Assurance chômage : vers la privatisation

Assurance chômage : vers la privatisation

Finalement la philosophie du Medef pour l’assurance chômage est la même pour les retraites. Très schématiquement il s’agit de transformer les indemnités en une allocation de base qui se traduira par une nette baisse des prestations reçues par les chômeurs. Les risques supplémentaires seraient couverts par une assurance financée par les employeurs et les salariés. Exactement le même principe que pour la retraite avec une couverture socle pour les retraités complétée par une assurance privée. En clair le Medef reprend une vieille revendication consistant à mettre en place une privatisation partielle de la protection sociale. Une philosophie qui rejoint celle du gouvernement mais lequel devra se montrer plus prudent car cette transformation radicale de la protection sociale pourrait donner lieu à une forte contestation surtout avec la dégradation du chômage, la baisse du pouvoir d’achat et surtout la perte de confiance dans la capacité du gouvernement à conduire une politique économique et sociale efficace et juste. On objectera que le système d’assurance chômage mérite comme les retraites d’être réformé mais comme on le sait le déséquilibre financier de ces deux systèmes dépend avant tout du rapport actif–inactif donc de la croissance. Pour preuve l’assurance-chômage pourrait retrouver un équilibre financier l’année prochaine. Reste évidemment l’important déficit à apurer. Mais une situation qui ne pourra être redressée que si l’objectif à long terme est clair, cohérent et juste et si la réforme est menée de manière progressive avec le concours des acteurs. De ce point de vue Le nouveau président du Medef Geoffroy Roux de Bézieux fait un peu de la provocation en plaidant pour changer les règles d’indemnisation du régime d’assurance. Il propose un régime assis sur une allocation de base, unique et forfaitaire, avec une complémentaire financée par les employeurs. Tout cela au nom de l’emploi comme l’avait fait précédemment avec assez peu d’efficacité Pierre Gattaz.
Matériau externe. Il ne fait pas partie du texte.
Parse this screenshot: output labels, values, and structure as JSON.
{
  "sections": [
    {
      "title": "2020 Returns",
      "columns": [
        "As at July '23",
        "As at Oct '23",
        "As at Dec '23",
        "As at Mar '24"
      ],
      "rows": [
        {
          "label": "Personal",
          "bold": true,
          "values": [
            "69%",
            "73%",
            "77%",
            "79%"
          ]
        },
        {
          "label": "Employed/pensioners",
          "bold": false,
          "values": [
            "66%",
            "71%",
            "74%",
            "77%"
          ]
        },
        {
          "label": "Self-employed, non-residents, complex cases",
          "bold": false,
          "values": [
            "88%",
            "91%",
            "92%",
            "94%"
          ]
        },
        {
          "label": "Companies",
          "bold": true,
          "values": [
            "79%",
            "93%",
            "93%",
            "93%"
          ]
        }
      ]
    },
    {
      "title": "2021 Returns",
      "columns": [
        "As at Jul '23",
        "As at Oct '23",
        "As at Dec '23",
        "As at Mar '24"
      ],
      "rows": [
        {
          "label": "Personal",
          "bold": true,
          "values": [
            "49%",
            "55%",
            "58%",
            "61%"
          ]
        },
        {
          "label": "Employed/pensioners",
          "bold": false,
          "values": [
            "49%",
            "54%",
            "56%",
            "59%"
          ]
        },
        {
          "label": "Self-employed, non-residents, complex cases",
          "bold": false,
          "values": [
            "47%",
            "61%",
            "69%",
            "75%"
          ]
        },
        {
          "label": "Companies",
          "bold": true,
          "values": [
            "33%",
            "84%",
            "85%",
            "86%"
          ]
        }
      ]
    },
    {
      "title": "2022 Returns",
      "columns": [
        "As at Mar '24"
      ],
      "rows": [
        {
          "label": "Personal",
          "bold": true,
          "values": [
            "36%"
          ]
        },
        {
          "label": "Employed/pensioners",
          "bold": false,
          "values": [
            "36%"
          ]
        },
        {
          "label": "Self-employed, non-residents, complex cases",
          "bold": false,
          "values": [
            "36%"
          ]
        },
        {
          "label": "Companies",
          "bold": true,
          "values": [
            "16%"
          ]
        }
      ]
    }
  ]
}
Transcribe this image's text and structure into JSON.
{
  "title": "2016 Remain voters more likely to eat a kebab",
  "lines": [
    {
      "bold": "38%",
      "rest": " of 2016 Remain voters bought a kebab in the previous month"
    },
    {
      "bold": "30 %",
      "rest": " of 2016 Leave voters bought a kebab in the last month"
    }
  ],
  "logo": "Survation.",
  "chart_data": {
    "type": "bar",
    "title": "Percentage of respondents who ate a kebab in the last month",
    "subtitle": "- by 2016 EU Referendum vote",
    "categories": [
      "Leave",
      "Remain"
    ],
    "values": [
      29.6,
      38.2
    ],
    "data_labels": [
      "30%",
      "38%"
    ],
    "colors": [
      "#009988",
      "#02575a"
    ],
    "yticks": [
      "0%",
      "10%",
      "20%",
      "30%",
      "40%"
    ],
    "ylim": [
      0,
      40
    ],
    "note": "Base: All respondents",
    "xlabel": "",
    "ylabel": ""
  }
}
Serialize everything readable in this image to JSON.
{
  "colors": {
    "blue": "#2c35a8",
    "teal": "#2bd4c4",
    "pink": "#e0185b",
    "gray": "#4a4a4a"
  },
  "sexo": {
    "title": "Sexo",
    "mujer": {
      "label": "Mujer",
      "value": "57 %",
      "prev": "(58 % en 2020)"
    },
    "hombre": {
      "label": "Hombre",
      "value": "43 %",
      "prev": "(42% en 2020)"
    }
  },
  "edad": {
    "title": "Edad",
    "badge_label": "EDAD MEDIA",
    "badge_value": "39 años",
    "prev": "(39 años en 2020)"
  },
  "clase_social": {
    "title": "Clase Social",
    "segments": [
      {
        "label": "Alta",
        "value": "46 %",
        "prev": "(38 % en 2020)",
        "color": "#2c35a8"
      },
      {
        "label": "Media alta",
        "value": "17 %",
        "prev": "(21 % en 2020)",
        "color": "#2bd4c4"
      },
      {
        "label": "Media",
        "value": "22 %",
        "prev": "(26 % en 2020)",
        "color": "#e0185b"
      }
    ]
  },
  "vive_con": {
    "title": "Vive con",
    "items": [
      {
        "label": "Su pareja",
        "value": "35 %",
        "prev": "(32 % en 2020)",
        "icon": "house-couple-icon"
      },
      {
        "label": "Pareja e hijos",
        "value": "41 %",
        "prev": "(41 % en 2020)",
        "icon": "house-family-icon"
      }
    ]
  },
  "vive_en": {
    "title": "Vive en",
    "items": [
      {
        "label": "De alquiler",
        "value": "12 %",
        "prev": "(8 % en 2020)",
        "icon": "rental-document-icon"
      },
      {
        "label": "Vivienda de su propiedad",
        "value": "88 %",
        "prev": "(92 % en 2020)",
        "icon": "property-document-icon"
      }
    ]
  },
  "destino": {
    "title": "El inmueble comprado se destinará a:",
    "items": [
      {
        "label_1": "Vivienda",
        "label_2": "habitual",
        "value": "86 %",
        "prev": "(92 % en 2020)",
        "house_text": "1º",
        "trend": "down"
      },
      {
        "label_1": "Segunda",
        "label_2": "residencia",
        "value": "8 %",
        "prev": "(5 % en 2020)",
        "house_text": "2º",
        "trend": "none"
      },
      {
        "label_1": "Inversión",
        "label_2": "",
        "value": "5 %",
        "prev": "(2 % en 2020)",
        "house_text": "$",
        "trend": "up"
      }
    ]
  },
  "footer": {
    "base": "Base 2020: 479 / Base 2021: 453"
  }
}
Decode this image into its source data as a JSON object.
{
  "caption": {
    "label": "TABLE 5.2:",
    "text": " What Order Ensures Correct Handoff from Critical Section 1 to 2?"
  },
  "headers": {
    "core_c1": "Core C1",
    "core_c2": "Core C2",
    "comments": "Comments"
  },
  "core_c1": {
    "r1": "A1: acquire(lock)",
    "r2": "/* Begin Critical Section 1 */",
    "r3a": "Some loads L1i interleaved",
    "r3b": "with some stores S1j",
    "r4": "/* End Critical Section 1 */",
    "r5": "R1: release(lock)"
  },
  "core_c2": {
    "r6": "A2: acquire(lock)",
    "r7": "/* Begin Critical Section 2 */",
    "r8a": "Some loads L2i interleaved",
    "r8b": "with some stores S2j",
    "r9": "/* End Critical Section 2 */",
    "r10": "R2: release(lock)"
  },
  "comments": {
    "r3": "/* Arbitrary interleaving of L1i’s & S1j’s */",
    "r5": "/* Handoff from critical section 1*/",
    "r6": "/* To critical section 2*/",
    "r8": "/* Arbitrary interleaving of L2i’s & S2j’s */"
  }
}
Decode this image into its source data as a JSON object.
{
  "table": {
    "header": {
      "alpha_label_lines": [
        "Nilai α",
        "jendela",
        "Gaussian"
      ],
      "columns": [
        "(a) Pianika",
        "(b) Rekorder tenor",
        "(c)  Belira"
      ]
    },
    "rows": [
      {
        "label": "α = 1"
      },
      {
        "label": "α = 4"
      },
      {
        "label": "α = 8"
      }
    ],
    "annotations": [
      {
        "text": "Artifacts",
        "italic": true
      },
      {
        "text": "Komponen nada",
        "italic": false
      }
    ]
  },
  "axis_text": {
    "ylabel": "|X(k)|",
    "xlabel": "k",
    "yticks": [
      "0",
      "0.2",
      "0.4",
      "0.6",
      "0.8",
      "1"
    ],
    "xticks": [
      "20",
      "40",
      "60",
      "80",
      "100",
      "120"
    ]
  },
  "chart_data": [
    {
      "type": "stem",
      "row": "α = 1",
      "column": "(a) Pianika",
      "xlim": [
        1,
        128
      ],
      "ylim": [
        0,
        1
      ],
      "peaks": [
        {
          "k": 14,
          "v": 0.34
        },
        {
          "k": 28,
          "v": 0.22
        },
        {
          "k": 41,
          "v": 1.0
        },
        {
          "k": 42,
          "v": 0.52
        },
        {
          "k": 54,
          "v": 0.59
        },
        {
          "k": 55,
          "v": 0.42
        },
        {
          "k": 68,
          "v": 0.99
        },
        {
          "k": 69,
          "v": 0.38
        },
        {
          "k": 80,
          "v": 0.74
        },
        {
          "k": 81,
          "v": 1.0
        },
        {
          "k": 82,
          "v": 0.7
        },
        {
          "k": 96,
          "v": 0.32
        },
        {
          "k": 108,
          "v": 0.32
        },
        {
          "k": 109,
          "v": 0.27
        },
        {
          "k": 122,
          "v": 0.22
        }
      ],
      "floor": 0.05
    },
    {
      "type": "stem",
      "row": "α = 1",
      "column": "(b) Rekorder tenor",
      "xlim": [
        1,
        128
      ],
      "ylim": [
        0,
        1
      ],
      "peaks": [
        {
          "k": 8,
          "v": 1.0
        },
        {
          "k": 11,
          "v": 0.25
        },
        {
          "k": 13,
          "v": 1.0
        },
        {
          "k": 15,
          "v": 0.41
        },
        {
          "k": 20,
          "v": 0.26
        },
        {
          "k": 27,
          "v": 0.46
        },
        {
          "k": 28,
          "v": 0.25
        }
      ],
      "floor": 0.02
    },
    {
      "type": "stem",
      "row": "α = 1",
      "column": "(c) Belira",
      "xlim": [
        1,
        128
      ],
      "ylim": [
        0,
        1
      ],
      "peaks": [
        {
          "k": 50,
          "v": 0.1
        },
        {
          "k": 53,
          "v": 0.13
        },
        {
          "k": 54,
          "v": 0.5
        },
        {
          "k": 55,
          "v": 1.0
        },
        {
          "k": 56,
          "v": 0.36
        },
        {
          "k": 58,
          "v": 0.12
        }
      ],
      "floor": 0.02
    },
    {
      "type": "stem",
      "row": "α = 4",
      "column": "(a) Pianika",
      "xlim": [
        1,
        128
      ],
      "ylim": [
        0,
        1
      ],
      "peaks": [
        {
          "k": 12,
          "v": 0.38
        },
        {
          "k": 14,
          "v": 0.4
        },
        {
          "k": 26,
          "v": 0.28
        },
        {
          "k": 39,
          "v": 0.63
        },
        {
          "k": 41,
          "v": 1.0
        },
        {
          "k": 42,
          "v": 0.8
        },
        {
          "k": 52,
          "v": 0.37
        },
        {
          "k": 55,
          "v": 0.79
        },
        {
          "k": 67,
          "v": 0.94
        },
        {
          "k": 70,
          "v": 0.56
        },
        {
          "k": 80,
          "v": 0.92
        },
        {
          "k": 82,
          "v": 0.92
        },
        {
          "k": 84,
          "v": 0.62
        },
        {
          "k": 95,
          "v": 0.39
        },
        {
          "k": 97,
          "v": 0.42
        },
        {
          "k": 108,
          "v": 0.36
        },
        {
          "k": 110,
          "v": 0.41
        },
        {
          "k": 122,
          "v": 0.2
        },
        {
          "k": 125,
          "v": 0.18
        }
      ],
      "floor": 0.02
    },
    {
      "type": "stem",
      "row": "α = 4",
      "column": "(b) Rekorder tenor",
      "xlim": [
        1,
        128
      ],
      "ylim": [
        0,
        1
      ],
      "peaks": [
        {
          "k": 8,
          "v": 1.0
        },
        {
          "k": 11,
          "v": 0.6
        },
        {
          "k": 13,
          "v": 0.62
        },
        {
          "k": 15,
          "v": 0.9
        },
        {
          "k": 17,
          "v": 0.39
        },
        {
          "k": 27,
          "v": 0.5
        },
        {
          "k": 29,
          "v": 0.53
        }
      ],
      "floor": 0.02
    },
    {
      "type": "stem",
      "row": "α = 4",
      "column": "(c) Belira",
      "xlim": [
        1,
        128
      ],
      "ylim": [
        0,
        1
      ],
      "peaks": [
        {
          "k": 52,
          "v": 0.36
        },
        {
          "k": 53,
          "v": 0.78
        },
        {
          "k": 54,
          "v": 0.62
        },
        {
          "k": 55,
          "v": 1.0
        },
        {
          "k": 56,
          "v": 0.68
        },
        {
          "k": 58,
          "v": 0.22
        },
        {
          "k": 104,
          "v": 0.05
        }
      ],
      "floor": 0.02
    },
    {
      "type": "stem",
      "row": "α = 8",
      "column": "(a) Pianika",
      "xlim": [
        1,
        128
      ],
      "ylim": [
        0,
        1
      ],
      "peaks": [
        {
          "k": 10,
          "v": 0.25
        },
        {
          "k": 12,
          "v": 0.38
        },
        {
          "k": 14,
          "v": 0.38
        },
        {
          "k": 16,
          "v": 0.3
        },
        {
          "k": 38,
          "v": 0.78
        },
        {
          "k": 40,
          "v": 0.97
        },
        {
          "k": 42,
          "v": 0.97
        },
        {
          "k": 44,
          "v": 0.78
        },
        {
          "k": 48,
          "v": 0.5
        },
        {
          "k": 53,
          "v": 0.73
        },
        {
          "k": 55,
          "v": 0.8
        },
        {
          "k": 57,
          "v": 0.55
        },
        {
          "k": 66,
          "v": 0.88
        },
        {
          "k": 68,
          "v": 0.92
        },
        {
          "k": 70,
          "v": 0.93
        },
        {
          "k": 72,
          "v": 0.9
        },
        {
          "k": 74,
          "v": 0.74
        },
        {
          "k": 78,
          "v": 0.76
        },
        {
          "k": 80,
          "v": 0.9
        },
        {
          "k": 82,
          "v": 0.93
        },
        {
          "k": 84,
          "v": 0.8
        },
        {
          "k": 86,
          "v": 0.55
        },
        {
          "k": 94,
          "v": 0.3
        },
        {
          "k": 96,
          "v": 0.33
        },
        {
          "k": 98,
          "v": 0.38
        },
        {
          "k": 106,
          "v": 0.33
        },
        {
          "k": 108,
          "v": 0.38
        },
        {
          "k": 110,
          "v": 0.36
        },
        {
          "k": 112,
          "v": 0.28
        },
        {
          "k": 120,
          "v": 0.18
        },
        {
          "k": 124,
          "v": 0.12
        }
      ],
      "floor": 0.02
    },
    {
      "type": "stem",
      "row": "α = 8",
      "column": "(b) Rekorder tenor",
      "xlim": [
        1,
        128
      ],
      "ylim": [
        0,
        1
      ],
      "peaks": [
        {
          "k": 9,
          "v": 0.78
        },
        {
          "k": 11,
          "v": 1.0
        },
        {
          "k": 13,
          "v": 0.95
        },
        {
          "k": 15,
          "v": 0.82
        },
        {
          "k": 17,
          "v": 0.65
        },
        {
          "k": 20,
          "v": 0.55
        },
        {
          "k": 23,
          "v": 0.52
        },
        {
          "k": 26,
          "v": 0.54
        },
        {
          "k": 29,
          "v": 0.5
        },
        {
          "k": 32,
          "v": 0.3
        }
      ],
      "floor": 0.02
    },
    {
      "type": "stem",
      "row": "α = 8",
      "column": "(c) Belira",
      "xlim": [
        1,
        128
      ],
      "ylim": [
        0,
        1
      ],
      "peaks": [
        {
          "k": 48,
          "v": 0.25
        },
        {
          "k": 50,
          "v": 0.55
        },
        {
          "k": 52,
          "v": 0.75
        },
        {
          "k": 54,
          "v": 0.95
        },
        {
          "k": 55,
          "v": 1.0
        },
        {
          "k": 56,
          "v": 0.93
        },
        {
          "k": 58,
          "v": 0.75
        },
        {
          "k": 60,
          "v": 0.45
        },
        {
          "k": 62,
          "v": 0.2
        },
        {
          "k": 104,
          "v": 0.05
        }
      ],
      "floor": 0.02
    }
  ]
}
« L’Unedic finance le service public de l’emploi, l’État garantit la dette et, dernier élément clef : il n’y a plus de cotisations salariales mais un financement universel via la CSG », met-il en avant. Dans ce contexte, le nouveau président du Medef envisage la création « d’une allocation universelle forfaitaire financée par la CSG, gérée par l’État, qui intégrerait l’ASS (Allocation de solidarité spécifique, attribuée aux personnes ayant épuisé leurs droits au chômage, ndlr) et potentiellement d’autres minima sociaux ». Deuxième proposition, la mise en œuvre « d’un régime assurantiel complémentaire obligatoire, géré par les partenaires sociaux, comme c’est le cas pour les retraites complémentaires, financé par les cotisations des entreprises, non garanti par l’État et avec une règle d’or : l’équilibre des comptes ».